Algorithms for biological sequence problems

We explore computational problems arising in biological sequence analysis. In particular we explore problems related to DNA sequencing, protein identification and phylogenetic analysis. We show how biological problems can be formulated into a framework amenable to computation and we give efficient algorithms for these problems.; We study a proposed method for sequencing DNA, interactive sequencing by hybridization (ISBH). In this approach a series of arrays (SBH chips) are built and on each SBH chip a large number of oligonucleotides are arranged. A combinatorial method is used to construct the sequence from the collection of probes that occur in it. We give an optimal algorithm to decide which oligonucleotides to lay on the chips.; We study computationally the feasibility of identifying proteins using antibodies that are specific to short sequences of amino acids. A set of antibodies are built and laid on a chip. The proteins are then identified from their binding to the antibodies, the binding of the proteins to the antibodies being dependent on whether the amino acid substring occurs in the protein. For this problem we give two separate results. First we show, assuming that no errors occur in the antibody binding process, that the number of antibodies that need to be built is manageable.

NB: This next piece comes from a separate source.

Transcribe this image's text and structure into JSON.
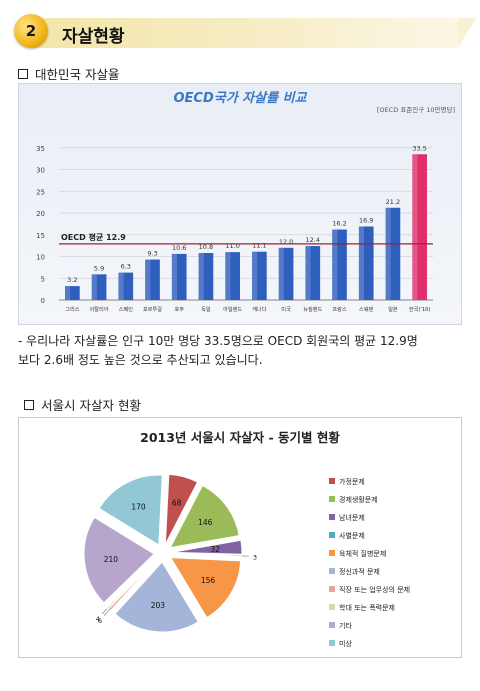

Secondly, we give a method for identifying proteins in the presence of a large number of false negative errors and a modest number of false positive errors.; Assuming that no errors occur in the antibody binding, we model the protein identification problem as a minimum test collection problem. For this problem, we: (1) show that it cannot be approximated efficiently within o(log n) factor where n is the number of proteins unless P = NP; (2) give new algorithms for the case when the size of the test is bounded by a small constant and more specially when that constant is two; (3) show that there does not exist an efficient approximation scheme for this problem even when the size of the largest set is bounded by two, unless P = NP.; We study the problem of rearranging gene trees to minimize the number of duplications and losses. We give an efficient algorithm for this problem, improving on a previous brute-force algorithm.